(from Maine Townsman,
By Jeri Holt, Resource Center/Web Manager
E-mail spoofing refers to e-mail that appears to have originated from one source when it was actually sent from another source. Individuals who are sending "junk" e-mail or "spam" typically want the e-mail to appear to be from an e-mail address that may not exist; therefore, the e-mail cannot be traced back to them.
There may be many reasons why people deliberately send out e-mails spoofing the return address. Most are criminal or malicious or at the very least deceptive.
Often it is to fraudulently obtain information. These e-mails are sent in an attempt to collect sensitive personal information from recipients who reply to the message or click on a link to a Web page requesting this information. The e-mail addresses of companies such as banks, credit card companies, and Internet service providers are often spoofed for this purpose.
Individuals also use spoofing to deliver a “spam” message or insert a virus. By using a real e-mail address, they stand a better chance that it will be opened and that they cannot be traced.
Worms and viruses also use spoofing. They locate e-mail addresses on an infected computer’s hard drive from temporary Internet files or in contact lists (Outlook, for example) and use them as the “From” address. Recently, viruses have been able to generate random addresses that actually don’t exist.
Symantec (Norton AntiVirus) says on their web site that they have received reports of “numerous cases in which users of uninfected computers received complaints that they sent an infected message to someone else.” These individuals’ e-mails had been spoofed and used to send out viruses.
Robert Vamosi, a ZDNet.com senior editor, offers the following description of how spoofing occurs:
“If your computer should become infected with a virus, that virus might parse cached HTML pages and pull out any e-mail addresses it finds. It also culls addresses from your Outlook contacts and various other documents stored on your hard drive. The virus then sends copies of itself. To do so, it uses its own SMTP engine to bypass your e-mail client and any built-in safeguards your e-mail client may have. Not only will the virus try to send me a copy of the virus, for example--and, later, plenty of “spam,” thank you very much--the virus may also use my e-mail address as the sender's return address to infect others.” “Why I’m not sending you viruses,” April 2, 2004, http://reviews-zdnet.com.com/4520-7297_16-5128975.html
SMTP and E-Mail Headers
These forgers/hijackers can get away with spoofing e-mails because of the structure of the Internet protocol for sending e-mail. The SMTP (Simple Mail Transfer Protocol) used by the Internet has no method of verifying who is sending what to whom. It is very simple to manipulate the e-mail header information to masquerade as someone else. There is even a web site which will send out spoofed mail for you.
E-mail collects information from every computer it passes through from send to delivery. You can see where e-mail has been in the headers of each message.
In Outlook, you can see the header information by right clicking on the message in your in-box. Select “Options” and you will see the header information in the window in the bottom of the pop-up message box. The first information is at the bottom so read from the bottom up. The “Return-path” and the “Reply-to” fields will tell you the most, because if they don’t match, the sender isn’t who they claim to be. Before sending off a message saying an individual sent you a virus, you can check the header and verify that they really did send it.

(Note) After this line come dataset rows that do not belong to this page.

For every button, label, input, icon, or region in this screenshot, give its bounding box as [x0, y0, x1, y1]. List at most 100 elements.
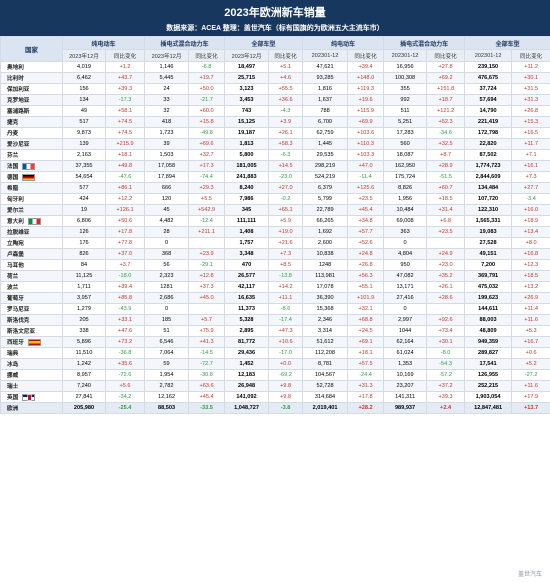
value-cell: 7,240	[62, 380, 106, 392]
value-cell: 134,484	[464, 182, 513, 194]
change-cell: +19.6	[347, 94, 385, 106]
value-cell: 1,637	[302, 94, 349, 106]
change-cell: +7.3	[268, 248, 304, 260]
value-cell: 26,577	[224, 270, 270, 282]
value-cell: 88,503	[144, 402, 190, 414]
change-cell: +27.0	[268, 182, 304, 194]
change-cell: -17.0	[268, 347, 304, 359]
value-cell: 239,150	[464, 61, 513, 73]
country-cell: 奥地利	[0, 61, 63, 73]
change-cell: +56.3	[347, 270, 385, 282]
change-cell: +5.1	[268, 61, 304, 73]
value-cell: 7,200	[464, 259, 513, 271]
change-cell: +69.2	[426, 72, 466, 84]
change-cell: -18.0	[104, 270, 146, 282]
value-cell: 15,368	[302, 303, 349, 315]
change-cell: +8.5	[268, 259, 304, 271]
value-cell: 47,082	[383, 270, 428, 282]
flag-icon	[22, 394, 36, 401]
value-cell: 2,323	[144, 270, 190, 282]
value-cell: 25,715	[224, 72, 270, 84]
country-name: 冰岛	[7, 362, 19, 368]
change-cell: +47.3	[268, 325, 304, 337]
value-cell: 5,251	[383, 116, 428, 128]
change-cell: +11.6	[511, 380, 550, 392]
change-cell: +52.6	[347, 237, 385, 249]
change-cell: +58.1	[104, 105, 146, 117]
change-cell: +32.5	[426, 138, 466, 150]
value-cell: 19,187	[224, 127, 270, 139]
value-cell: 6,546	[144, 336, 190, 348]
value-cell: 112,208	[302, 347, 349, 359]
value-cell: 122,310	[464, 204, 513, 216]
change-cell: +37.2	[426, 380, 466, 392]
change-cell: +15.3	[511, 116, 550, 128]
change-cell: +5.6	[104, 380, 146, 392]
value-cell: 39	[144, 138, 190, 150]
change-cell: -69.2	[268, 369, 304, 381]
value-cell: 2,997	[383, 314, 428, 326]
table-row: 意大利 6,806 +50.6 4,482 -12.4 111,111 +5.9 66,265…	[0, 215, 550, 227]
value-cell: 33	[144, 94, 190, 106]
country-name: 斯洛伐克	[7, 318, 30, 324]
country-name: 西班牙	[7, 339, 24, 346]
change-cell: +2.4	[426, 402, 466, 414]
change-cell: +31.5	[511, 83, 550, 95]
value-cell: 52,728	[302, 380, 349, 392]
change-cell: +23.9	[188, 248, 226, 260]
change-cell: +31.4	[426, 204, 466, 216]
change-cell: +1.2	[104, 61, 146, 73]
change-cell: +26.8	[347, 259, 385, 271]
table-row: 丹麦 9,873 +74.5 1,723 -49.8 19,187 +26.1 62,759 +…	[0, 127, 550, 139]
change-cell: +34.8	[347, 215, 385, 227]
country-cell: 希腊	[0, 182, 63, 194]
value-cell: 7,986	[224, 193, 270, 205]
country-name: 马耳他	[7, 263, 24, 269]
change-cell: +39.3	[426, 391, 466, 403]
table-row: 立陶宛 176 +77.8 0 1,757 +21.6 2,600 +52.6 0 27,528 +…	[0, 237, 550, 249]
change-cell: -25.4	[104, 402, 146, 414]
change-cell: +50.6	[104, 215, 146, 227]
value-cell: 12,183	[224, 369, 270, 381]
change-cell: +41.3	[188, 336, 226, 348]
group-header: 插电式混合动力车	[383, 36, 466, 50]
value-cell: 511	[383, 105, 428, 117]
value-cell: 205,980	[62, 402, 106, 414]
value-cell: 37,355	[62, 160, 106, 172]
value-cell: 241,883	[224, 171, 270, 183]
table-row: 法国 37,355 +49.8 17,058 +17.3 181,005 +14.5 298,…	[0, 160, 550, 172]
flag-icon	[27, 218, 41, 225]
value-cell: 1,445	[302, 138, 349, 150]
value-cell: 6,462	[62, 72, 106, 84]
value-cell: 49,151	[464, 248, 513, 260]
change-cell: +18.1	[104, 149, 146, 161]
value-cell: 6,700	[302, 116, 349, 128]
change-cell: +13.4	[511, 226, 550, 238]
country-name: 荷兰	[7, 274, 19, 280]
change-cell: +57.5	[347, 358, 385, 370]
change-cell: +110.3	[347, 138, 385, 150]
value-cell: 3,348	[224, 248, 270, 260]
value-cell: 37,724	[464, 83, 513, 95]
country-name: 爱沙尼亚	[7, 142, 30, 148]
value-cell: 1,452	[224, 358, 270, 370]
change-cell: +5.5	[188, 193, 226, 205]
change-cell: +73.4	[426, 325, 466, 337]
sub-header: 同比变化	[347, 49, 385, 62]
change-cell: +0.0	[268, 358, 304, 370]
country-cell: 立陶宛	[0, 237, 63, 249]
change-cell	[426, 237, 466, 249]
country-name: 塞浦路斯	[7, 109, 30, 115]
change-cell: +8.0	[511, 237, 550, 249]
value-cell: 0	[383, 237, 428, 249]
change-cell: +16.0	[511, 204, 550, 216]
value-cell: 28	[144, 226, 190, 238]
change-cell: +101.9	[347, 292, 385, 304]
country-header: 国家	[0, 36, 63, 62]
country-cell: 芬兰	[0, 149, 63, 161]
value-cell: 1,353	[383, 358, 428, 370]
change-cell: -54.3	[426, 358, 466, 370]
table-row: 瑞典 11,510 -36.8 7,064 -14.5 29,436 -17.0 112,20…	[0, 347, 550, 359]
change-cell: +45.0	[188, 292, 226, 304]
country-name: 爱尔兰	[7, 208, 24, 214]
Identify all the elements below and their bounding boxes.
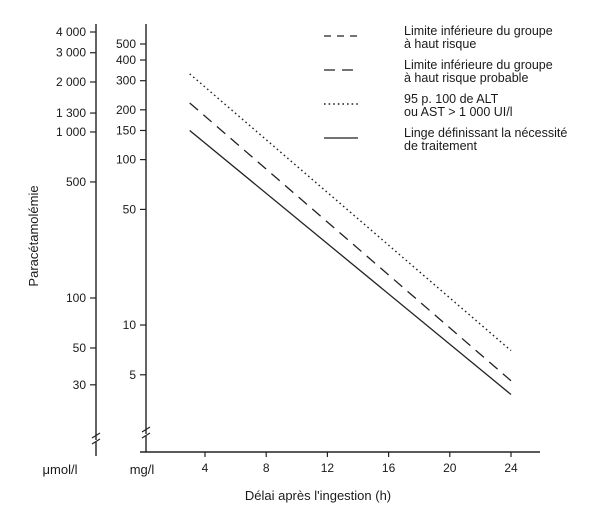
y-left-tick-label: 4 000 bbox=[56, 25, 86, 39]
x-tick-label: 16 bbox=[382, 461, 396, 475]
legend-label: à haut risque probable bbox=[404, 71, 528, 85]
y-left-tick-label: 3 000 bbox=[56, 46, 86, 60]
series-line-solid bbox=[189, 129, 512, 396]
legend-label: ou AST > 1 000 UI/l bbox=[404, 105, 513, 119]
y-left-tick-label: 50 bbox=[73, 341, 87, 355]
y-left-tick-label: 30 bbox=[73, 378, 87, 392]
y-right-tick-label: 5 bbox=[129, 368, 136, 382]
y-right-tick-label: 300 bbox=[116, 74, 136, 88]
x-tick-label: 4 bbox=[202, 461, 209, 475]
y-right-tick-label: 200 bbox=[116, 103, 136, 117]
y-right-tick-label: 100 bbox=[116, 153, 136, 167]
y-right-tick-label: 500 bbox=[116, 37, 136, 51]
legend-label: 95 p. 100 de ALT bbox=[404, 92, 499, 106]
x-tick-label: 24 bbox=[504, 461, 518, 475]
y-left-tick-label: 2 000 bbox=[56, 75, 86, 89]
y-left-tick-label: 500 bbox=[66, 175, 86, 189]
series-line-dotted bbox=[189, 73, 512, 352]
series-layer bbox=[189, 73, 512, 396]
y-left-tick-label: 100 bbox=[66, 291, 86, 305]
y-axis-right-break bbox=[141, 426, 151, 439]
legend-label: Limite inférieure du groupe bbox=[404, 24, 553, 38]
y-axis-title: Paracétamolémie bbox=[26, 185, 41, 286]
y-right-tick-label: 50 bbox=[123, 202, 137, 216]
y-left-tick-label: 1 300 bbox=[56, 106, 86, 120]
x-tick-label: 8 bbox=[263, 461, 270, 475]
y-left-tick-label: 1 000 bbox=[56, 125, 86, 139]
x-tick-label: 20 bbox=[443, 461, 457, 475]
legend-label: à haut risque bbox=[404, 37, 476, 51]
y-right-tick-label: 150 bbox=[116, 123, 136, 137]
axes: 4 000 3 000 2 000 1 300 1 000 500 100 50 30 500 40… bbox=[56, 24, 540, 475]
y-right-tick-label: 400 bbox=[116, 53, 136, 67]
y-axis-left-break bbox=[91, 432, 101, 445]
y-unit-umol: μmol/l bbox=[43, 462, 78, 477]
x-axis-title: Délai après l'ingestion (h) bbox=[245, 488, 391, 503]
x-tick-label: 12 bbox=[321, 461, 335, 475]
legend-label: Linge définissant la nécessité bbox=[404, 126, 567, 140]
y-unit-mg: mg/l bbox=[130, 462, 155, 477]
y-right-tick-label: 10 bbox=[123, 318, 137, 332]
legend-label: Limite inférieure du groupe bbox=[404, 58, 553, 72]
legend-label: de traitement bbox=[404, 139, 477, 153]
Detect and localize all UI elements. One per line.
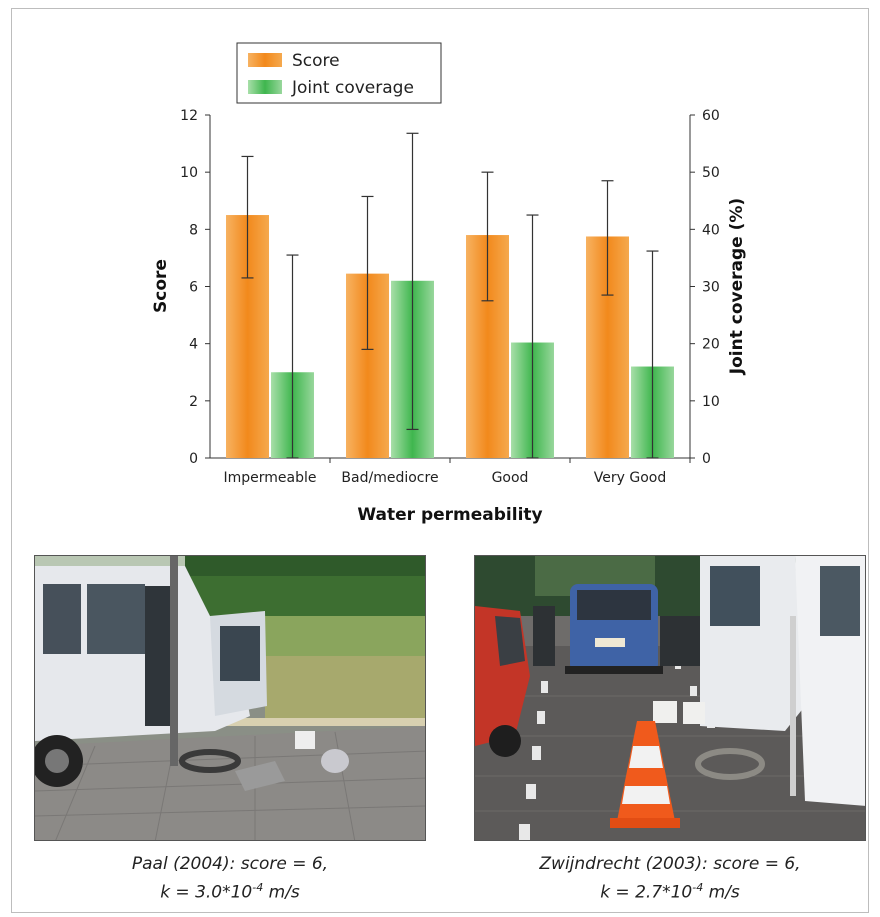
- caption-line-1: Zwijndrecht (2003): score = 6,: [539, 854, 801, 874]
- caption-unit: m/s: [263, 882, 300, 903]
- legend-swatch-score: [248, 53, 282, 67]
- van-site-photo: [34, 555, 426, 841]
- y-tick-label-right: 20: [702, 337, 720, 353]
- caption-exponent: -4: [252, 881, 264, 894]
- y-tick-label-right: 10: [702, 394, 720, 410]
- y-tick-label-right: 30: [702, 280, 720, 296]
- parking-site-photo: [474, 555, 866, 841]
- y-axis-title-left: Score: [151, 259, 171, 313]
- y-tick-label-left: 6: [189, 280, 198, 296]
- y-tick-label-right: 0: [702, 451, 711, 467]
- x-tick-label: Good: [492, 470, 529, 486]
- legend-label-score: Score: [292, 51, 340, 71]
- legend-label-joint-coverage: Joint coverage: [291, 78, 414, 98]
- y-tick-label-left: 4: [189, 337, 198, 353]
- caption-line-1: Paal (2004): score = 6,: [131, 854, 329, 874]
- y-tick-label-left: 12: [180, 108, 198, 124]
- y-tick-label-right: 40: [702, 222, 720, 238]
- x-tick-label: Impermeable: [224, 470, 317, 486]
- caption-k-prefix: k = 2.7*10: [600, 882, 693, 903]
- caption-line-2: k = 2.7*10-4 m/s: [474, 876, 866, 905]
- y-tick-label-left: 8: [189, 222, 198, 238]
- legend-swatch-joint-coverage: [248, 80, 282, 94]
- caption-k-prefix: k = 3.0*10: [160, 882, 253, 903]
- van-site-photo-icon: [35, 556, 425, 840]
- bar-chart: 0 2 4 6 8 10 12 0 10 20 30 40 50 60 Impermeable Bad/med…: [151, 42, 747, 525]
- caption-exponent: -4: [692, 881, 704, 894]
- x-axis-title: Water permeability: [357, 505, 542, 525]
- y-tick-label-right: 50: [702, 165, 720, 181]
- y-tick-label-left: 0: [189, 451, 198, 467]
- y-tick-label-left: 10: [180, 165, 198, 181]
- y-tick-label-right: 60: [702, 108, 720, 124]
- caption-unit: m/s: [703, 882, 740, 903]
- caption-line-2: k = 3.0*10-4 m/s: [34, 876, 426, 905]
- photo-caption-zwijndrecht: Zwijndrecht (2003): score = 6, k = 2.7*1…: [474, 852, 866, 905]
- y-axis-title-right: Joint coverage (%): [727, 198, 747, 375]
- figure-frame: [11, 8, 869, 913]
- x-tick-label: Bad/mediocre: [341, 470, 438, 486]
- x-tick-label: Very Good: [594, 470, 666, 486]
- photo-caption-paal: Paal (2004): score = 6, k = 3.0*10-4 m/s: [34, 852, 426, 905]
- parking-site-photo-icon: [475, 556, 865, 840]
- y-tick-label-left: 2: [189, 394, 198, 410]
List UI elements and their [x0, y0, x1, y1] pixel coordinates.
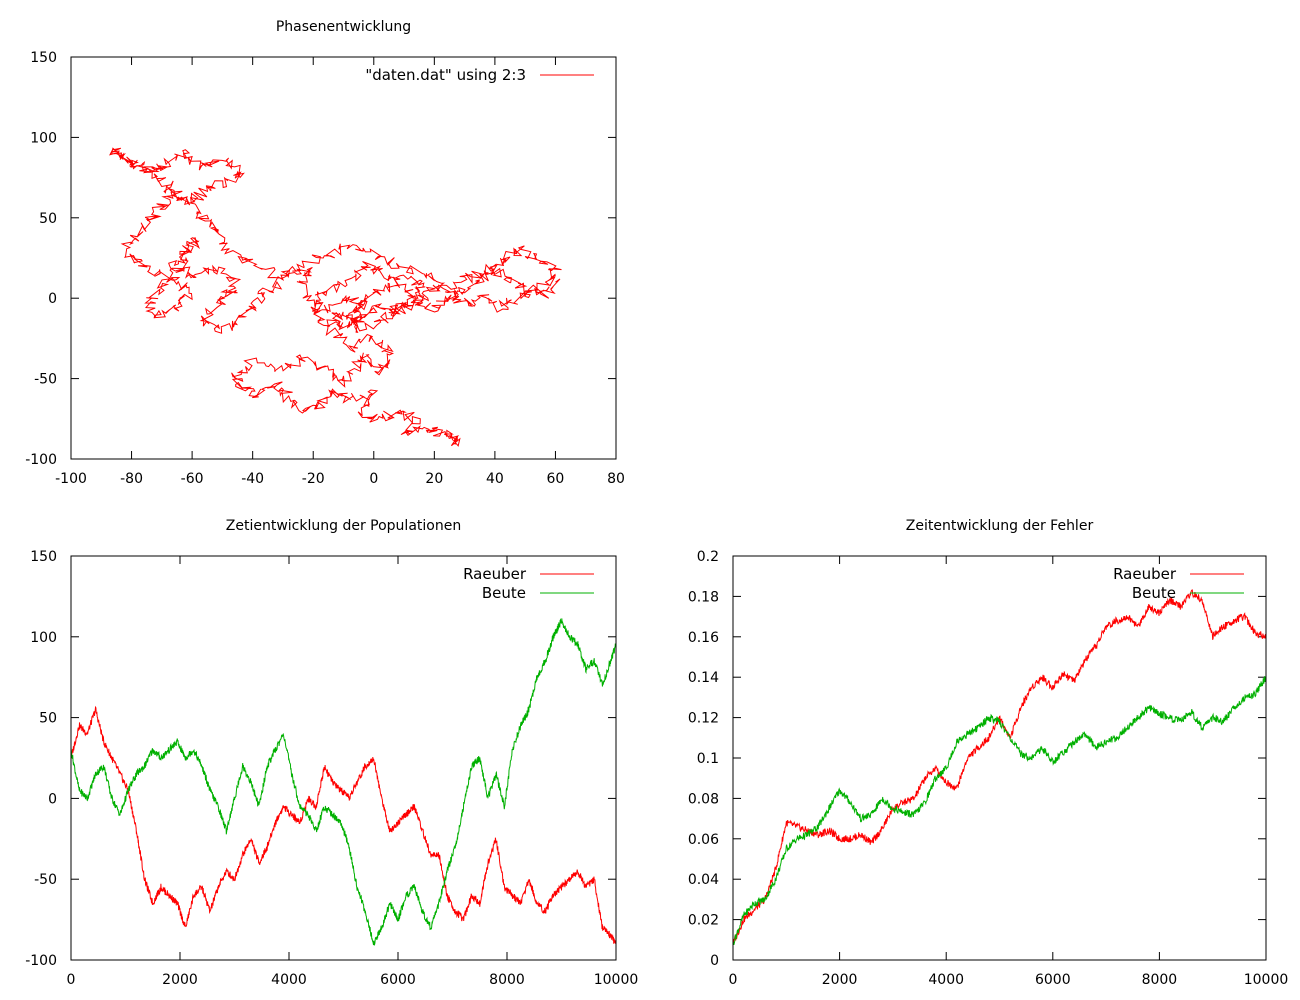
y-tick-label: -100 [25, 452, 57, 468]
chart-2: Zetientwicklung der Populationen 0 2000 400… [25, 518, 638, 988]
legend-label: Raeuber [463, 565, 527, 583]
plot-frame [732, 555, 1267, 961]
x-tick-label: 6000 [380, 972, 416, 988]
y-tick-label: 150 [30, 50, 57, 66]
y-tick-label: -50 [34, 372, 57, 388]
y-tick-label: 0.02 [688, 913, 719, 929]
legend-label: "daten.dat" using 2:3 [365, 66, 526, 84]
y-tick-label: 0.14 [688, 670, 719, 686]
plot-frame [70, 56, 617, 460]
x-tick-label: -100 [55, 471, 87, 487]
y-tick-label: 0.1 [697, 751, 719, 767]
x-tick-label: 8000 [489, 972, 525, 988]
y-tick-label: 0 [48, 791, 57, 807]
series-line-beute [71, 618, 616, 947]
chart-1: Phasenentwicklung -100 -80 -60 -40 -20 0 20 40 60… [25, 19, 625, 487]
x-tick-label: 10000 [1244, 972, 1289, 988]
x-tick-label: 20 [425, 471, 443, 487]
y-tick-label: -50 [34, 872, 57, 888]
y-tick-label: 0.18 [688, 589, 719, 605]
y-tick-label: 0 [48, 291, 57, 307]
legend-label: Raeuber [1113, 565, 1177, 583]
series-line-raeuber [733, 589, 1266, 945]
x-tick-label: 40 [486, 471, 504, 487]
y-tick-label: 0.2 [697, 549, 719, 565]
x-tick-label: 0 [67, 972, 76, 988]
plot-frame [70, 555, 617, 961]
x-tick-label: 6000 [1035, 972, 1071, 988]
x-tick-label: 2000 [162, 972, 198, 988]
x-tick-label: 8000 [1142, 972, 1178, 988]
x-tick-label: 4000 [271, 972, 307, 988]
chart-title: Phasenentwicklung [276, 19, 411, 35]
x-tick-label: -60 [181, 471, 204, 487]
chart-title: Zeitentwicklung der Fehler [906, 518, 1094, 534]
y-tick-label: 0.16 [688, 630, 719, 646]
y-tick-label: 0.08 [688, 791, 719, 807]
x-tick-label: 0 [729, 972, 738, 988]
chart-3: Zeitentwicklung der Fehler 0 2000 4000 6000 8… [688, 518, 1288, 988]
y-tick-label: 50 [39, 711, 57, 727]
series-line--daten-dat-using-2-3 [109, 147, 562, 447]
series-line-raeuber [71, 705, 616, 944]
y-tick-label: 0.06 [688, 832, 719, 848]
y-tick-label: 50 [39, 211, 57, 227]
series-line-beute [733, 676, 1266, 946]
y-tick-label: 150 [30, 549, 57, 565]
x-tick-label: -20 [302, 471, 325, 487]
x-tick-label: 10000 [594, 972, 639, 988]
x-tick-label: 60 [547, 471, 565, 487]
x-tick-label: -80 [120, 471, 143, 487]
y-tick-label: 0.12 [688, 711, 719, 727]
legend-label: Beute [482, 584, 526, 602]
chart-title: Zetientwicklung der Populationen [226, 518, 461, 534]
y-tick-label: 0.04 [688, 872, 719, 888]
y-tick-label: 100 [30, 630, 57, 646]
y-tick-label: -100 [25, 953, 57, 969]
y-tick-label: 0 [710, 953, 719, 969]
x-tick-label: 0 [369, 471, 378, 487]
legend-label: Beute [1132, 584, 1176, 602]
y-tick-label: 100 [30, 130, 57, 146]
x-tick-label: 4000 [928, 972, 964, 988]
x-tick-label: -40 [241, 471, 264, 487]
x-tick-label: 80 [607, 471, 625, 487]
x-tick-label: 2000 [822, 972, 858, 988]
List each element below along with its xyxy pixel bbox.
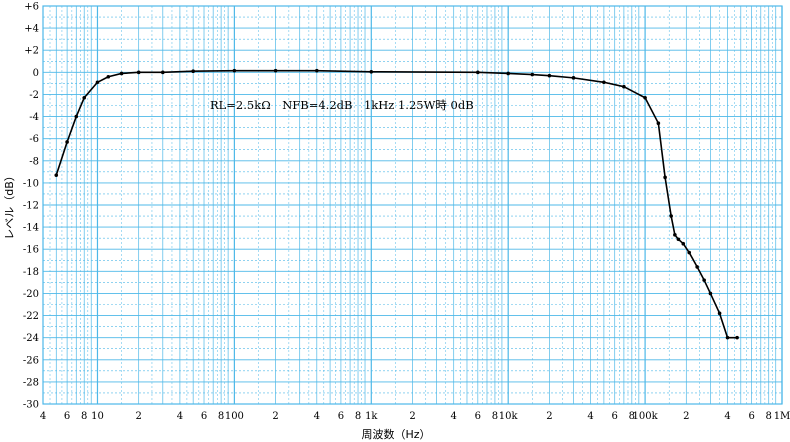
- x-tick-label: 8: [81, 411, 87, 422]
- data-point: [695, 265, 699, 269]
- data-point: [476, 70, 480, 75]
- data-point: [119, 71, 124, 76]
- data-point: [725, 335, 730, 340]
- data-point: [602, 80, 606, 85]
- data-point: [656, 121, 661, 125]
- data-point: [106, 74, 111, 79]
- y-tick-label: -10: [23, 178, 39, 189]
- x-tick-label: 1M: [774, 411, 790, 422]
- chart-annotation: RL=2.5kΩ NFB=4.2dB 1kHz 1.25W時 0dB: [210, 98, 474, 112]
- data-point: [622, 84, 626, 89]
- x-tick-label: 8: [218, 411, 224, 422]
- x-tick-label: 10: [91, 411, 104, 422]
- data-point: [735, 335, 739, 340]
- x-tick-label: 6: [201, 411, 207, 422]
- data-point: [369, 69, 374, 74]
- x-tick-label: 4: [587, 411, 593, 422]
- x-tick-label: 2: [546, 411, 552, 422]
- x-tick-label: 100k: [633, 411, 659, 422]
- y-tick-label: +6: [24, 2, 39, 13]
- data-point: [54, 173, 59, 177]
- data-point: [74, 114, 79, 119]
- data-point: [643, 95, 647, 100]
- data-point: [65, 140, 69, 144]
- data-point: [708, 291, 713, 296]
- data-point: [530, 72, 535, 77]
- y-axis-label: レベル（dB）: [3, 170, 16, 240]
- data-point: [547, 73, 552, 78]
- x-tick-label: 4: [451, 411, 457, 422]
- y-tick-label: -14: [23, 223, 39, 234]
- y-tick-label: -26: [23, 355, 39, 366]
- data-point: [506, 71, 510, 76]
- y-tick-label: -22: [23, 311, 39, 322]
- y-tick-label: -12: [23, 201, 39, 212]
- data-point: [669, 214, 673, 218]
- x-tick-label: 8: [629, 411, 635, 422]
- y-tick-label: -24: [23, 333, 39, 344]
- data-point: [717, 311, 722, 316]
- data-point: [82, 95, 87, 100]
- y-tick-label: -18: [23, 267, 39, 278]
- y-tick-label: -8: [29, 156, 39, 167]
- data-point: [191, 69, 195, 74]
- y-tick-label: -2: [29, 90, 39, 101]
- x-tick-label: 2: [409, 411, 415, 422]
- y-tick-label: -4: [29, 112, 39, 123]
- x-tick-label: 1k: [365, 411, 378, 422]
- data-point: [95, 80, 100, 85]
- x-tick-label: 4: [177, 411, 183, 422]
- y-tick-label: +2: [24, 46, 39, 57]
- data-point: [160, 70, 165, 75]
- data-point: [702, 278, 706, 282]
- data-point: [663, 175, 667, 180]
- data-point: [676, 237, 681, 242]
- x-tick-label: 2: [136, 411, 142, 422]
- plot-border: [42, 5, 783, 405]
- x-tick-label: 6: [338, 411, 344, 422]
- x-tick-label: 4: [314, 411, 320, 422]
- series-group: [54, 68, 739, 340]
- x-tick-label: 8: [355, 411, 361, 422]
- x-tick-label: 4: [724, 411, 730, 422]
- x-tick-label: 2: [683, 411, 689, 422]
- data-point: [571, 76, 576, 80]
- y-tick-label: -28: [23, 377, 39, 388]
- x-tick-label: 6: [612, 411, 618, 422]
- data-point: [232, 68, 237, 73]
- grid: [42, 5, 783, 405]
- data-point: [681, 241, 686, 246]
- x-tick-label: 100: [225, 411, 244, 422]
- x-tick-label: 10k: [499, 411, 519, 422]
- y-tick-label: -16: [23, 245, 39, 256]
- data-point: [273, 68, 278, 73]
- y-tick-label: 0: [33, 68, 39, 79]
- y-tick-labels: +6 +4 +2 0 -2 -4 -6 -8 -10 -12 -14 -16 -18 -20 -22 -24 -…: [23, 2, 39, 411]
- x-tick-label: 6: [748, 411, 754, 422]
- x-tick-label: 6: [64, 411, 70, 422]
- x-axis-label: 周波数（Hz）: [361, 428, 430, 441]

Don’t open that file! Don’t follow that link!
Beware of spoofed (or any) e-mail messages with attachments or links to web sites.
1. Don’t open any attachments unless you are expecting them. If it is from a person you know, contact them and ask if they had just sent you an attached file. If they didn’t, then their address has probably been spoofed.
2. Never click on a link and go to a page to submit personal information.
3. Never click on a link that you didn’t ask to be sent to you. A link in an e-mail could launch a virus or take you to an infected location.
4. Don’t open an attachment that ends in .exe, .pif, .scr, .vbs or .zip.
Beware of fake messages from your virus software! Viruses also send out spoofed messages from virus software or purporting to be from your e-mail provider saying that you have been sending out infected e-mail and telling you to follow the instructions in the attached file or link.
What can you do?
You can’t stop your address from being spoofed. Even if you protect your computer from attacks, your address can be picked out of infected computers that have received e-mail from you.
You also can’t do anything about receiving spoofed e-mail. Until the SMTP process has been changed so that spoofing is not possible, spoofing will continue.
You can however protect yourself by:
1. Using antivirus software to protect your machine from infection from spoofed e-mail.
2. Updating your virus definitions regularly. There are new viruses being created every day, so make sure to use software that is updated regularly.
3. Not opening any attachments, unless you know in advance that they are coming or have verified them.
Spoofing, “spam” and all their nasty variations that pop into our e-mail boxes are becoming a fact of daily computer life. They are annoying and potentially damaging, but by identifying and understanding them, they can be dealt with appropriately. Don’t hesitate to use that “DELETE” key!